Latent Dirichlet Allocation
Latent Dirichlet Allocation (LDA) is an intriguing statistical approach to develop a mathematical representation of a text document. Unlike naive Bayes classifiers, LDA incorporates an awareness of word collocation within documents, making it a more sophisticated representation of document structure beyond simple vocabulary. The LDA representation of a document can be used for clustering, classification and retrieval. During the fall 2007, David Blei, one of the pioneers in LDA participated in the NSF IPAM group on the Mathematics of Knowledge and Search Engines. I am currently exploring the possibility of using his approach to develop this type of representation of the Tang Kristensen corpus.
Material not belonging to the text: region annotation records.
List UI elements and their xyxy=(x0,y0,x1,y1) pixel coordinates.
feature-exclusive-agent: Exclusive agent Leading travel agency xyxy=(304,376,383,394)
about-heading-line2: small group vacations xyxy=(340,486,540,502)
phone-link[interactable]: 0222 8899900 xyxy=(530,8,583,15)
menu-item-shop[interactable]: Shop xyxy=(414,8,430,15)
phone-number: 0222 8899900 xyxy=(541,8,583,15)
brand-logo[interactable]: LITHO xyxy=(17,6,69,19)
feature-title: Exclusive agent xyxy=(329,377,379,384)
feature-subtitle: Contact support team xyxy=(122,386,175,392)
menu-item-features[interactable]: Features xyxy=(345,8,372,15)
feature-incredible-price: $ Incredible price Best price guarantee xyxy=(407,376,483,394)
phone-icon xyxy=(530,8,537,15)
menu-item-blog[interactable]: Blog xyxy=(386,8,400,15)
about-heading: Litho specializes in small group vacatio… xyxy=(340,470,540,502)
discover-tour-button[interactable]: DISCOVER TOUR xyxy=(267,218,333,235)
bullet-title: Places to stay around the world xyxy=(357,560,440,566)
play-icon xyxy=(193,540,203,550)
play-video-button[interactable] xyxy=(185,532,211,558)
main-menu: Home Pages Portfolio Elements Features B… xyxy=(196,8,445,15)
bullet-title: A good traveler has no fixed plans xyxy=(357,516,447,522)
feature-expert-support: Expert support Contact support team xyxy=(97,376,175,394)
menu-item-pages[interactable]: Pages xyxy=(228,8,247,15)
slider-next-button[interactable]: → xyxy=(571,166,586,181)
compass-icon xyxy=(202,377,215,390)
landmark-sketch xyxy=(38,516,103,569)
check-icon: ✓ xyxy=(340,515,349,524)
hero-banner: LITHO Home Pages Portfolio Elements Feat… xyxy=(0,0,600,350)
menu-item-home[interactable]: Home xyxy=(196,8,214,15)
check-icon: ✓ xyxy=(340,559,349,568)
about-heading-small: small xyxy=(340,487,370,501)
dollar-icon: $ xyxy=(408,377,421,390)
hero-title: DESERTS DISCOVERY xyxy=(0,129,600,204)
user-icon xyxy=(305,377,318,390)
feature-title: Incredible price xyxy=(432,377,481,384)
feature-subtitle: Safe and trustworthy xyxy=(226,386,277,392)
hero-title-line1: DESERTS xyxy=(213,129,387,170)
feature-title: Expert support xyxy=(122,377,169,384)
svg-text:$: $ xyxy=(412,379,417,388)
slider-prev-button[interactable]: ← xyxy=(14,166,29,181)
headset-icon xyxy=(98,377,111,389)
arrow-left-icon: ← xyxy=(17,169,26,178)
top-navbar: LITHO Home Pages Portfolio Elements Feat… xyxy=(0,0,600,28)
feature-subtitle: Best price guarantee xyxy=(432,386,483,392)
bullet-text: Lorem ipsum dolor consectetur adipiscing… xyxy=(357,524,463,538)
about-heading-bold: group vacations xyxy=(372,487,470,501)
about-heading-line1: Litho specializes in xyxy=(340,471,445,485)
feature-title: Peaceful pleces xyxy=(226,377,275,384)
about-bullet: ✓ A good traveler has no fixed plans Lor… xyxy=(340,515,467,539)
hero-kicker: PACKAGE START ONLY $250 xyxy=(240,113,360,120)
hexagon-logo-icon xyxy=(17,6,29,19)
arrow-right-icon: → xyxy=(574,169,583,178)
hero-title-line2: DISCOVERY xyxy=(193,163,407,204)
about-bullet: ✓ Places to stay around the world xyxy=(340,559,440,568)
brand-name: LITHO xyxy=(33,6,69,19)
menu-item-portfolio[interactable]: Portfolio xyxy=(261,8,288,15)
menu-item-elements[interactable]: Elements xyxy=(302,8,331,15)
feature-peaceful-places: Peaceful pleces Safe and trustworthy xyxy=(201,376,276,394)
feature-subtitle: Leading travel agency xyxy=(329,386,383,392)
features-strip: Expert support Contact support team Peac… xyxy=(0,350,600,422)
An important aspect of the current work on LDA is the discovery of topics in the corpus. These topics are related to underlying words in the corpus--for example, ghost (topic) would have a certain probability of generating words haunt, dead, cemetary, minister; while minister (topic) would have a certain probability of generating words church, pig, cow, revenant, conjure. Topic discovery can occur dynamically across the corpus. A dynamic topic model, such as the one discussed in Blei (2006) would further allow one to see how topics change over time--an interesting prospect given the remarkably fast changes in the social, cultural and physical landscape of late 19th century Denmark. Such a model can be applied to most folklore corpora, as the date of collection can often be discovered. In the ETK corpus, these dates of collection are well established.
Probabilistic Latent Semantic Analysis (PLSA) offers a somewhat different approach, offering a generative model on the existing documents in a corpus, but not on new documents, a shortcoming that LDA addresses. PLSA has also been criticized for "overfitting" as the number of parameters grows linearly with the number of the documents in the corpus.